Gue menghela napas, lebih suka jadi pelayan biasa kalau boleh memilih, tapi gue juga harus memikirkan masa depan dimana hanya kita yang tahu kemana akan melangkah, kita bermimpi dan berusaha, tinggal Tuhan yang menentukan tentu saja.
"Entahlah," jawab gue pasrah.
"Saya ingin secepatnya, nanti akan ada orang yang akan mengajari kamu," ucap Bang Jaya. Gue menatap tajam ke arah Bang Jaya, yang seakan memaksa gue agar secepatnya mengambil alih resto D–Blue, gue tidak suka ini.
"Maafkan saya, itu terserah kamu siapnya kapan, saya tidak berhak memaksa mu?" ucap Bang Jaya. Ia seakan tahu gue tidak terlalu suka dipaksa, gue tertawa mendengar jawaban Bang Jaya, ia kenapa kaku sekali, apa memang begitu karakternya.

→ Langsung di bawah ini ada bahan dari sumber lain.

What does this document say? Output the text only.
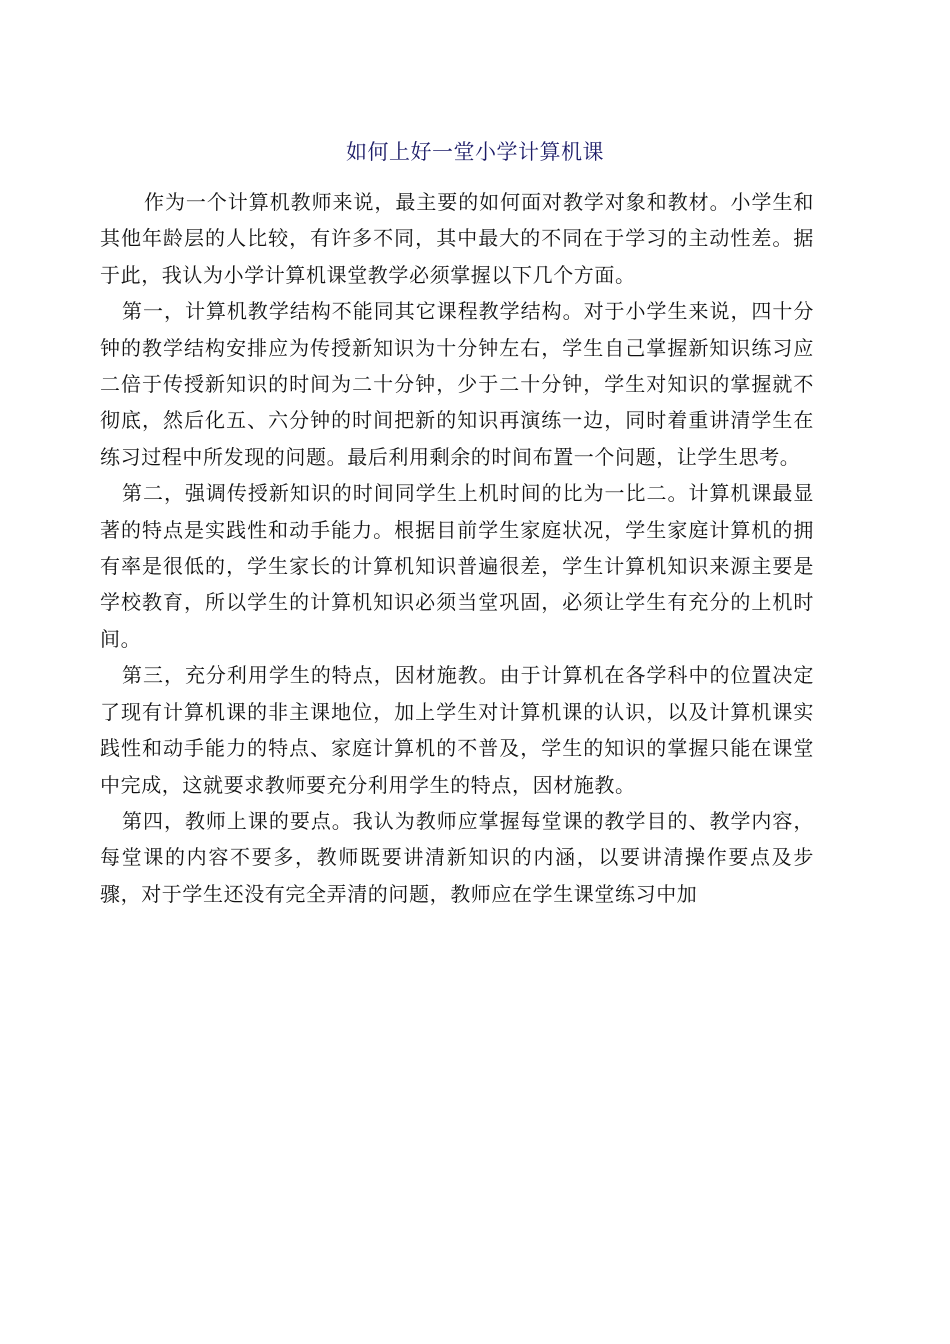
如何上好一堂小学计算机课

作为一个计算机教师来说，最主要的如何面对教学对象和教材。小学生和其他年龄层的人比较，有许多不同，其中最大的不同在于学习的主动性差。据于此，我认为小学计算机课堂教学必须掌握以下几个方面。

第一，计算机教学结构不能同其它课程教学结构。对于小学生来说，四十分钟的教学结构安排应为传授新知识为十分钟左右，学生自己掌握新知识练习应二倍于传授新知识的时间为二十分钟，少于二十分钟，学生对知识的掌握就不彻底，然后化五、六分钟的时间把新的知识再演练一边，同时着重讲清学生在练习过程中所发现的问题。最后利用剩余的时间布置一个问题，让学生思考。

第二，强调传授新知识的时间同学生上机时间的比为一比二。计算机课最显著的特点是实践性和动手能力。根据目前学生家庭状况，学生家庭计算机的拥有率是很低的，学生家长的计算机知识普遍很差，学生计算机知识来源主要是学校教育，所以学生的计算机知识必须当堂巩固，必须让学生有充分的上机时间。

第三，充分利用学生的特点，因材施教。由于计算机在各学科中的位置决定了现有计算机课的非主课地位，加上学生对计算机课的认识，以及计算机课实践性和动手能力的特点、家庭计算机的不普及，学生的知识的掌握只能在课堂中完成，这就要求教师要充分利用学生的特点，因材施教。

第四，教师上课的要点。我认为教师应掌握每堂课的教学目的、教学内容，每堂课的内容不要多，教师既要讲清新知识的内涵，以要讲清操作要点及步骤，对于学生还没有完全弄清的问题，教师应在学生课堂练习中加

"Ternyata seperti ini punya saudara, lu bisa bawel juga seperti Mak Salmah," ucap gue.
Gue melanjutkan tertawa, perasaan campur aduk bisa bebas lepas ketika gue tertawa, tertawalah sebelum tertawa itu dilarang, gue bicara apa? nggak nyambung.
"Kamu menganggap saya, saudara?" tanya Bang Jaya seperti tidak percaya. Gue langsung berpindah ke samping Bang Jaya lalu merangkul pundaknya. "Lu nggak mau punya adik seperti gue," ucap gue sambil menaik turunkan alis.
Gue memiringkan kepala sedang Bang Jaya menoleh tidak percaya. "Tentu saja saya mau, mau sekali malah," ucap Bang Jaya namun masih tampak menatap gue tidak percaya.
"Bisa nggak lu hilangkan bahasa formal lu, nggak enak gue dengar, seperti gimana gitu!" ucap gue.
"Bisa, saya... maksud gue bisa," ujar Bang Jaya sambil tersenyum.
"Jangan pakai bahasa formal, ingat itu!" ucap gue menegaskan. Bang Jaya mengangguk, gue tersenyum dengan lebar, menatap masa depan yang membentang, gue berjanji menjadikan masa lalu sebagai pengalaman agar lebih baik kedepannya.